The final briefing of SA Army Reserve Force units on the details of possible name changes was conducted in the Western Cape on Wednesday by Brigadier General Gerhard Kamffer.

He is the officer chosen by Army Chief, Lieutenant General Vusi Masondo, to head up the name review steering committee and will now wait for submissions from Reserve Force formations nationally. The formations have until the end of June to submit possible name changes and motivations for them.

The next step for Kamffer and his committee members after this is to prepare a submission for Masondo.
“We expect to be in a position where examples of names to be changed or retained can be released by the middle of July,” he said.

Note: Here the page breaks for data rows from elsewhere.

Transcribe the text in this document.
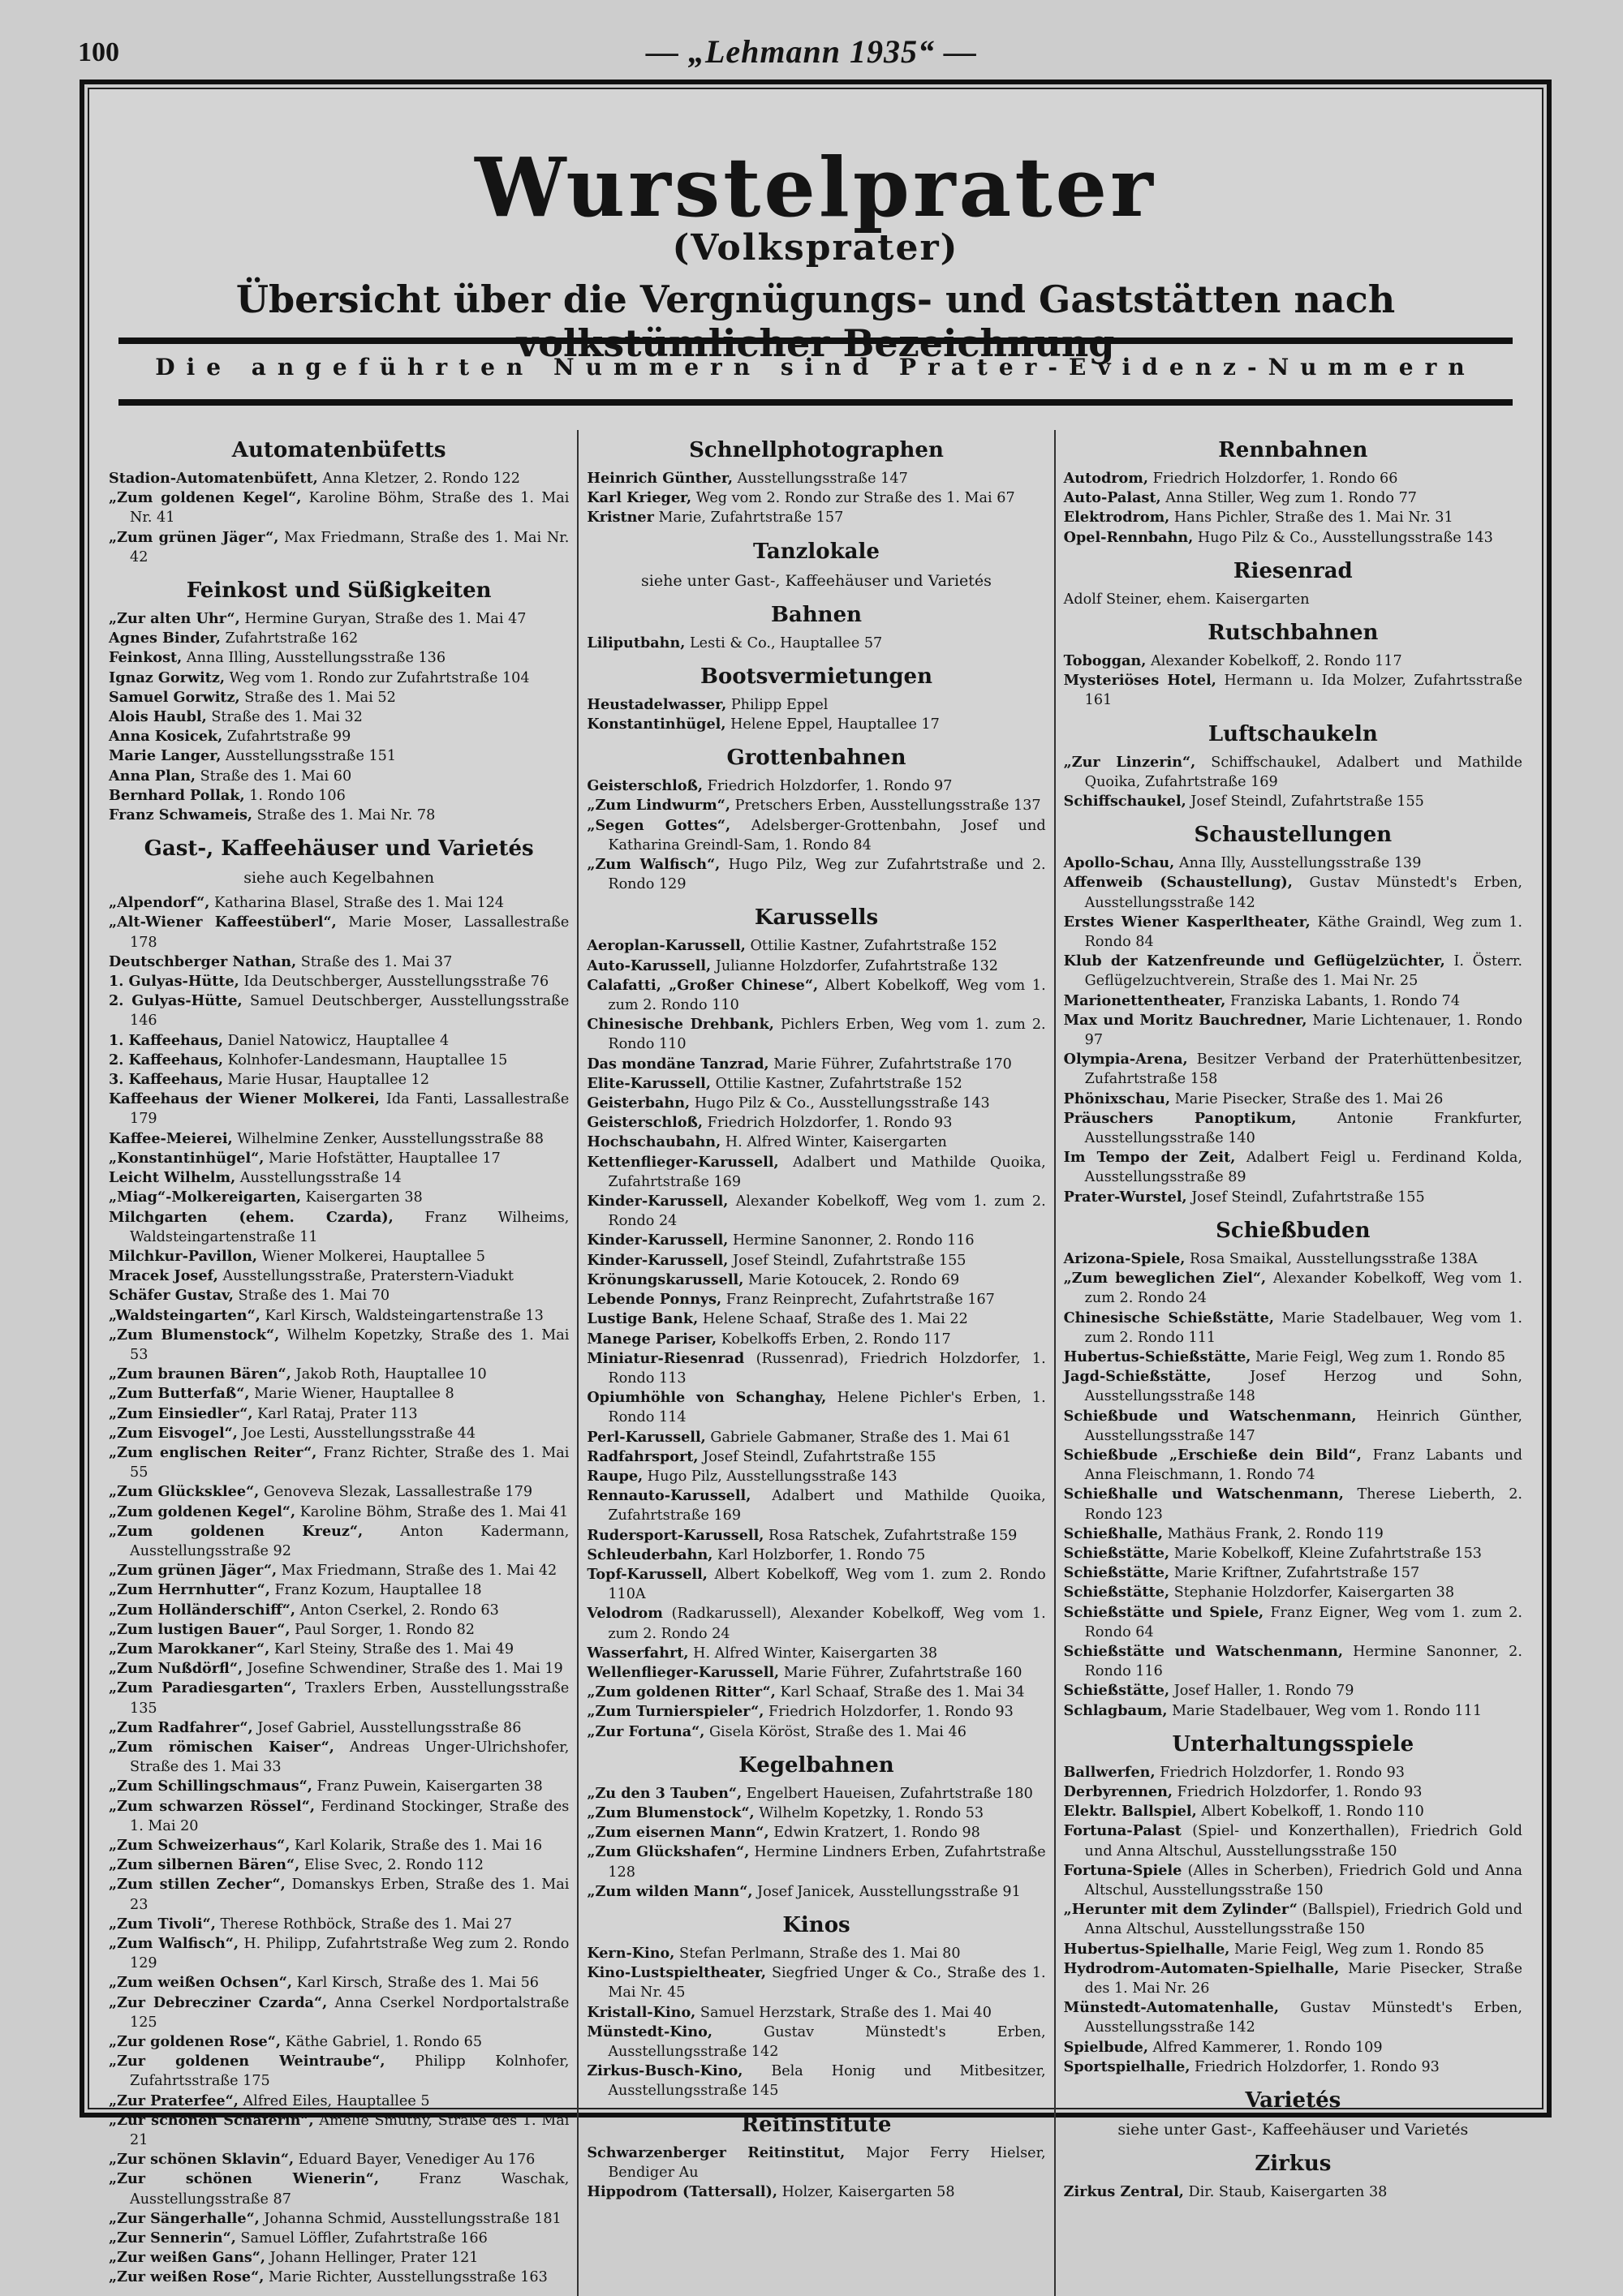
100	— „Lehmann 1935“ —
Wurstelprater
(Volksprater)
Übersicht über die Vergnügungs- und Gaststätten nach
Die angeführten Nummern sind Prater-Evidenz-Nummern
Automatenbüfetts
Stadion-Automatenbüfett, Anna Kletzer, 2. Rondo 122
„Zum goldenen Kegel“, Karoline Böhm, Straße des 1. Mai Nr. 41
„Zum grünen Jäger“, Max Friedmann, Straße des 1. Mai Nr. 42
Feinkost und Süßigkeiten
„Zur alten Uhr“, Hermine Guryan, Straße des 1. Mai 47
Agnes Binder, Zufahrtstraße 162
Feinkost, Anna Illing, Ausstellungsstraße 136
Ignaz Gorwitz, Weg vom 1. Rondo zur Zufahrtstraße 104
Samuel Gorwitz, Straße des 1. Mai 52
Alois Haubl, Straße des 1. Mai 32
Anna Kosicek, Zufahrtstraße 99
Marie Langer, Ausstellungsstraße 151
Anna Plan, Straße des 1. Mai 60
Bernhard Pollak, 1. Rondo 106
Franz Schwameis, Straße des 1. Mai Nr. 78
Gast-, Kaffeehäuser und Varietés
siehe auch Kegelbahnen
„Alpendorf“, Katharina Blasel, Straße des 1. Mai 124
„Alt-Wiener Kaffeestüberl“, Marie Moser, Lassallestraße 178
Deutschberger Nathan, Straße des 1. Mai 37
1. Gulyas-Hütte, Ida Deutschberger, Ausstellungsstraße 76
2. Gulyas-Hütte, Samuel Deutschberger, Ausstellungsstraße 146
1. Kaffeehaus, Daniel Natowicz, Hauptallee 4
2. Kaffeehaus, Kolnhofer-Landesmann, Hauptallee 15
3. Kaffeehaus, Marie Husar, Hauptallee 12
Kaffeehaus der Wiener Molkerei, Ida Fanti, Lassallestraße 179
Kaffee-Meierei, Wilhelmine Zenker, Ausstellungsstraße 88
„Konstantinhügel“, Marie Hofstätter, Hauptallee 17
Leicht Wilhelm, Ausstellungsstraße 14
„Miag“-Molkereigarten, Kaisergarten 38
Milchgarten (ehem. Czarda), Franz Wilheims, Waldsteingartenstraße 11
Milchkur-Pavillon, Wiener Molkerei, Hauptallee 5
Mracek Josef, Ausstellungsstraße, Praterstern-Viadukt
Schäfer Gustav, Straße des 1. Mai 70
„Waldsteingarten“, Karl Kirsch, Waldsteingartenstraße 13
„Zum Blumenstock“, Wilhelm Kopetzky, Straße des 1. Mai 53
„Zum braunen Bären“, Jakob Roth, Hauptallee 10
„Zum Butterfaß“, Marie Wiener, Hauptallee 8
„Zum Einsiedler“, Karl Rataj, Prater 113
„Zum Eisvogel“, Joe Lesti, Ausstellungsstraße 44
„Zum englischen Reiter“, Franz Richter, Straße des 1. Mai 55
„Zum Glücksklee“, Genoveva Slezak, Lassallestraße 179
„Zum goldenen Kegel“, Karoline Böhm, Straße des 1. Mai 41
„Zum goldenen Kreuz“,	Anton Kadermann, Ausstellungsstraße 92
„Zum grünen Jäger“, Max Friedmann, Straße des 1. Mai 42
„Zum Herrnhutter“, Franz Kozum, Hauptallee 18
„Zum Holländerschiff“, Anton Cserkel, 2. Rondo 63
„Zum lustigen Bauer“, Paul Sorger, 1. Rondo 82
„Zum Marokkaner“, Karl Steiny, Straße des 1. Mai 49
„Zum Nußdörfl“, Josefine Schwendiner, Straße des 1. Mai 19
„Zum Paradiesgarten“, Traxlers Erben, Ausstellungsstraße 135
„Zum Radfahrer“, Josef Gabriel, Ausstellungsstraße 86
„Zum römischen Kaiser“, Andreas Unger-Ulrichshofer, Straße des 1. Mai 33
„Zum Schillingschmaus“, Franz Puwein, Kaisergarten 38
„Zum schwarzen Rössel“, Ferdinand Stockinger, Straße des 1. Mai 20
„Zum Schweizerhaus“, Karl Kolarik, Straße des 1. Mai 16
„Zum silbernen Bären“, Elise Svec, 2. Rondo 112
„Zum stillen Zecher“, Domanskys Erben, Straße des 1. Mai 23
„Zum Tivoli“, Therese Rothböck, Straße des 1. Mai 27
„Zum Walfisch“, H. Philipp, Zufahrtstraße Weg zum 2. Rondo 129
„Zum weißen Ochsen“, Karl Kirsch, Straße des 1. Mai 56
„Zur Debrecziner Czarda“, Anna Cserkel Nordportalstraße 125
„Zur goldenen Rose“, Käthe Gabriel, 1. Rondo 65
„Zur goldenen Weintraube“, Philipp Kolnhofer, Zufahrtsstraße 175
„Zur Praterfee“, Alfred Eiles, Hauptallee 5
„Zur schönen Schäferin“, Amelie Smutny, Straße des 1. Mai 21
„Zur schönen Sklavin“, Eduard Bayer, Venediger Au 176
„Zur schönen Wienerin“,	Franz Waschak, Ausstellungsstraße 87
„Zur Sängerhalle“, Johanna Schmid, Ausstellungsstraße 181
„Zur Sennerin“, Samuel Löffler, Zufahrtstraße 166
„Zur weißen Gans“, Johann Hellinger, Prater 121
„Zur weißen Rose“, Marie Richter, Ausstellungsstraße 163
Schnellphotographen
Heinrich Günther, Ausstellungsstraße 147
Karl Krieger, Weg vom 2. Rondo zur Straße des 1. Mai 67
Kristner Marie, Zufahrtstraße 157
Tanzlokale
siehe unter Gast-, Kaffeehäuser und Varietés
Bahnen
Liliputbahn, Lesti & Co., Hauptallee 57
Bootsvermietungen
Heustadelwasser, Philipp Eppel
Konstantinhügel, Helene Eppel, Hauptallee 17
Grottenbahnen
Geisterschloß, Friedrich Holzdorfer, 1. Rondo 97
„Zum Lindwurm“, Pretschers Erben, Ausstellungsstraße 137
„Segen Gottes“, Adelsberger-Grottenbahn, Josef und Katharina Greindl-Sam, 1. Rondo 84
„Zum Walfisch“, Hugo Pilz, Weg zur Zufahrtstraße und 2. Rondo 129
Karussells
Aeroplan-Karussell, Ottilie Kastner, Zufahrtstraße 152
Auto-Karussell, Julianne Holzdorfer, Zufahrtstraße 132
Calafatti, „Großer Chinese“, Albert Kobelkoff, Weg vom 1. zum 2. Rondo 110
Chinesische Drehbank, Pichlers Erben, Weg vom 1. zum 2. Rondo 110
Das mondäne Tanzrad, Marie Führer, Zufahrtstraße 170
Elite-Karussell, Ottilie Kastner, Zufahrtstraße 152
Geisterbahn, Hugo Pilz & Co., Ausstellungsstraße 143
Geisterschloß, Friedrich Holzdorfer, 1. Rondo 93
Hochschaubahn, H. Alfred Winter, Kaisergarten
Kettenflieger-Karussell, Adalbert und Mathilde Quoika, Zufahrtstraße 169
Kinder-Karussell, Alexander Kobelkoff, Weg vom 1. zum 2. Rondo 24
Kinder-Karussell, Hermine Sanonner, 2. Rondo 116
Kinder-Karussell, Josef Steindl, Zufahrtstraße 155
Krönungskarussell, Marie Kotoucek, 2. Rondo 69
Lebende Ponnys, Franz Reinprecht, Zufahrtstraße 167
Lustige Bank, Helene Schaaf, Straße des 1. Mai 22
Manege Pariser, Kobelkoffs Erben, 2. Rondo 117
Miniatur-Riesenrad (Russenrad), Friedrich Holzdorfer, 1. Rondo 113
Opiumhöhle von Schanghay, Helene Pichler's Erben, 1. Rondo 114
Perl-Karussell, Gabriele Gabmaner, Straße des 1. Mai 61
Radfahrsport, Josef Steindl, Zufahrtstraße 155
Raupe, Hugo Pilz, Ausstellungsstraße 143
Rennauto-Karussell, Adalbert und Mathilde Quoika, Zufahrtstraße 169
Rudersport-Karussell, Rosa Ratschek, Zufahrtstraße 159
Schleuderbahn, Karl Holzborfer, 1. Rondo 75
Topf-Karussell, Albert Kobelkoff, Weg vom 1. zum 2. Rondo 110A
Velodrom (Radkarussell), Alexander Kobelkoff, Weg vom 1. zum 2. Rondo 24
Wasserfahrt, H. Alfred Winter, Kaisergarten 38
Wellenflieger-Karussell, Marie Führer, Zufahrtstraße 160
„Zum goldenen Ritter“, Karl Schaaf, Straße des 1. Mai 34
„Zum Turnierspieler“, Friedrich Holzdorfer, 1. Rondo 93
„Zur Fortuna“, Gisela Köröst, Straße des 1. Mai 46
Kegelbahnen
„Zu den 3 Tauben“, Engelbert Haueisen, Zufahrtstraße 180
„Zum Blumenstock“, Wilhelm Kopetzky, 1. Rondo 53
„Zum eisernen Mann“, Edwin Kratzert, 1. Rondo 98
„Zum Glückshafen“, Hermine Lindners Erben, Zufahrtstraße 128
„Zum wilden Mann“, Josef Janicek, Ausstellungsstraße 91
Kinos
Kern-Kino, Stefan Perlmann, Straße des 1. Mai 80
Kino-Lustspieltheater, Siegfried Unger & Co., Straße des 1. Mai Nr. 45
Kristall-Kino, Samuel Herzstark, Straße des 1. Mai 40
Münstedt-Kino,	Gustav Münstedt's Erben, Ausstellungsstraße 142
Zirkus-Busch-Kino, Bela Honig und Mitbesitzer, Ausstellungsstraße 145
Reitinstitute
Schwarzenberger Reitinstitut, Major Ferry Hielser, Bendiger Au
Hippodrom (Tattersall), Holzer, Kaisergarten 58
Rennbahnen
Autodrom, Friedrich Holzdorfer, 1. Rondo 66
Auto-Palast, Anna Stiller, Weg zum 1. Rondo 77
Elektrodrom, Hans Pichler, Straße des 1. Mai Nr. 31
Opel-Rennbahn, Hugo Pilz & Co., Ausstellungsstraße 143
Riesenrad
Adolf Steiner, ehem. Kaisergarten
Rutschbahnen
Toboggan, Alexander Kobelkoff, 2. Rondo 117
Mysteriöses Hotel, Hermann u. Ida Molzer, Zufahrtsstraße 161
Luftschaukeln
„Zur Linzerin“, Schiffschaukel, Adalbert und Mathilde Quoika, Zufahrtstraße 169
Schiffschaukel, Josef Steindl, Zufahrtstraße 155
Schaustellungen
Apollo-Schau, Anna Illy, Ausstellungsstraße 139
Affenweib (Schaustellung), Gustav Münstedt's Erben, Ausstellungsstraße 142
Erstes Wiener Kasperltheater, Käthe Graindl, Weg zum 1. Rondo 84
Klub der Katzenfreunde und Geflügelzüchter, I. Österr. Geflügelzuchtverein, Straße des 1. Mai Nr. 25
Marionettentheater, Franziska Labants, 1. Rondo 74
Max und Moritz Bauchredner, Marie Lichtenauer, 1. Rondo 97
Olympia-Arena, Besitzer Verband der Praterhüttenbesitzer, Zufahrtstraße 158
Phönixschau, Marie Pisecker, Straße des 1. Mai 26
Präuschers Panoptikum,	Antonie Frankfurter, Ausstellungsstraße 140
Im Tempo der Zeit, Adalbert Feigl u. Ferdinand Kolda, Ausstellungsstraße 89
Prater-Wurstel, Josef Steindl, Zufahrtstraße 155
Schießbuden
Arizona-Spiele, Rosa Smaikal, Ausstellungsstraße 138A
„Zum beweglichen Ziel“, Alexander Kobelkoff, Weg vom 1. zum 2. Rondo 24
Chinesische Schießstätte, Marie Stadelbauer, Weg vom 1. zum 2. Rondo 111
Hubertus-Schießstätte, Marie Feigl, Weg zum 1. Rondo 85
Jagd-Schießstätte,	Josef Herzog und Sohn, Ausstellungsstraße 148
Schießbude und Watschenmann, Heinrich Günther, Ausstellungsstraße 147
Schießbude „Erschieße dein Bild“, Franz Labants und Anna Fleischmann, 1. Rondo 74
Schießhalle und Watschenmann, Therese Lieberth, 2. Rondo 123
Schießhalle, Mathäus Frank, 2. Rondo 119
Schießstätte, Marie Kobelkoff, Kleine Zufahrtstraße 153
Schießstätte, Marie Kriftner, Zufahrtstraße 157
Schießstätte, Stephanie Holzdorfer, Kaisergarten 38
Schießstätte und Spiele, Franz Eigner, Weg vom 1. zum 2. Rondo 64
Schießstätte und Watschenmann, Hermine Sanonner, 2. Rondo 116
Schießstätte, Josef Haller, 1. Rondo 79
Schlagbaum, Marie Stadelbauer, Weg vom 1. Rondo 111
Unterhaltungsspiele
Ballwerfen, Friedrich Holzdorfer, 1. Rondo 93
Derbyrennen, Friedrich Holzdorfer, 1. Rondo 93
Elektr. Ballspiel, Albert Kobelkoff, 1. Rondo 110
Fortuna-Palast (Spiel- und Konzerthallen), Friedrich Gold und Anna Altschul, Ausstellungsstraße 150
Fortuna-Spiele (Alles in Scherben), Friedrich Gold und Anna Altschul, Ausstellungsstraße 150
„Herunter mit dem Zylinder“ (Ballspiel), Friedrich Gold und Anna Altschul, Ausstellungsstraße 150
Hubertus-Spielhalle, Marie Feigl, Weg zum 1. Rondo 85
Hydrodrom-Automaten-Spielhalle, Marie Pisecker, Straße des 1. Mai Nr. 26
Münstedt-Automatenhalle, Gustav Münstedt's Erben, Ausstellungsstraße 142
Spielbude, Alfred Kammerer, 1. Rondo 109
Sportspielhalle, Friedrich Holzdorfer, 1. Rondo 93
Varietés
siehe unter Gast-, Kaffeehäuser und Varietés
Zirkus
Zirkus Zentral, Dir. Staub, Kaisergarten 38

Included in the criteria for name changes are that units cannot be named after living people. When the name of a dead person is nominated he or she must have played a significant role in the country’s military history. Names such as that of Doman, a Khoi-Khoi leader; Gonnema, leader of the Cochogue in the second Khoi-Khoi conflict in 1673; Xhosa chief Ngqika; Field Marshall Jan Smuts; Major General Dan Pienaar; Oliver Tambo, Walter Sisulu and Chris Hani have been put forward as suggestions.

Where place names have changed since democracy, such as Transvaal and Natal, these should not be part of unit or regiment names. “The temptation to simply update a name to the new name should be avoided wherever possible and consideration given to a new and imaginative name,” Kamffer said earlier this year.

Ethnic and tribal names are a no-no. Scottish, Irish, Zulu and Xhosa are given as examples that should not be included in new unit name suggestions but the traditions associated with these could be maintained via regimental bands or ceremonial sub-units.

Importantly, there is no indication that colours and battle honours will disappear to be forgotten in musty storerooms. If a unit changes its name it has the right to retain its colour and battle honours.